An indicative scheme timetable for the payment of a special dividend in the context of a scheme (taking into account the key dates described above) could be as follows:

19725D graphic for insight Special dividends in scheme_D.png

19725D graphic for insight Special dividends in scheme_D.png

19725D graphic for insight Special dividends in scheme_M.png

Tax reform: new tax integrity rule

Whilst the ATO has issued class rulings in favour of the use of special dividends in M&A in recent times, it is an area to watch. The Government's proposed new integrity measure—which applies to special dividends funded by capital raising—could treat a special dividend paid in connection with a scheme as ‘unfrankable’ where the special dividend is funded directly or indirectly by a ‘capital raising’.

The key question in this context will be: how is the special dividend funded? Does the funding involve the issue of an ‘equity interest’ (for tax purposes) by any entity—eg the target, the bidder or anybody else? The ATO has previously flagged the possibility of applying the new integrity rule in this context.9

The proposed integrity measure is currently being reviewed by the Senate and may be subject to change. The Senate Economics Legislation Committee released a report indicating that while the Senate was supportive of the policy rationale behind the measure, it recommended the Government review the scope of the measure to ensure its targeted application.

ATO consultation: capital management

The ATO recently announced a public consultation process in relation to public listed companies undertaking certain capital management activities.

Relevantly, the ATO has asked for submissions on the utility of existing public guidance materials for dividends paid in connection with a scheme of arrangement, including whether there are other issues for which public guidance should be provided by the ATO.

Takeaway

Bidders and targets are looking for additional ways to unlock value for shareholders and to bridge bid-ask spreads in public transactions. Too often, we are observing transactions go cold, whether because of opportunistic bids being rebuffed by target boards, the increasing cost of debt or bidder boards/investment committees unable or unwilling to hit a target board's view on value. In these circumstances, special dividends and the value they can deliver in cash and franking credits may be the additional value you need.

Footnotes

  1. Current as at 13 July 2023.

  2. The only exception was in the case of Folkestone Limited (CR 2018/51) where, despite the target funding the special dividend, it was included in capital proceeds on the basis that the company was required to declare and pay the special dividend once the scheme was approved by shareholders.

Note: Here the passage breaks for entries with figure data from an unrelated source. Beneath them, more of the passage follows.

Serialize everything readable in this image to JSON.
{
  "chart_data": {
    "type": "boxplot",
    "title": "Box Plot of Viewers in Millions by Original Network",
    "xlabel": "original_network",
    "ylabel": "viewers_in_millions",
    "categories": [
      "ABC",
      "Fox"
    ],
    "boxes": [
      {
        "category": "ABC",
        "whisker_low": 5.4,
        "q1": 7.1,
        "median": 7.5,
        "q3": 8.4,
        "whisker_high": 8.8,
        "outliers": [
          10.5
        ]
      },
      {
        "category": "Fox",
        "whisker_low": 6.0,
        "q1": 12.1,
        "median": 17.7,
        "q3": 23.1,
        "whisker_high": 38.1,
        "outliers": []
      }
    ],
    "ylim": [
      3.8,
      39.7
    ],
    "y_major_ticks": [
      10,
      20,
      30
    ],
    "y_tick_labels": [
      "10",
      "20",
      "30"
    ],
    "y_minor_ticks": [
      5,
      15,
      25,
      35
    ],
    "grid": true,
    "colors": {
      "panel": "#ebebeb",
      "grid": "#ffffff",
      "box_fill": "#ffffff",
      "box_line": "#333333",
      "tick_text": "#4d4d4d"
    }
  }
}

  3. See, for example, schemes involving Zenith Energy Limited (CR 2020/52) and AIRR Holdings Limited (CR 2019/74).

  4. In a small number of cases the special dividend was not conditional and, in those cases, the special dividend did not form part of capital proceeds (see, for example, the scheme involving Asaleo Care Limited (CR 2021/47).

  5. See, for example, CR 2015/71 in relation to the iiNet Limited scheme.

  6. CR 2015/71 (paragraph 101).

  7. See, for example, CR 2022/75 in relation to the Uniti Group Limited scheme.

  8. See, for example, CR 2022/63 in relation to the Crestone Holdings Limited scheme.

  9. See, for example, CR 2020/52 in relation to the Zenith Energy scheme.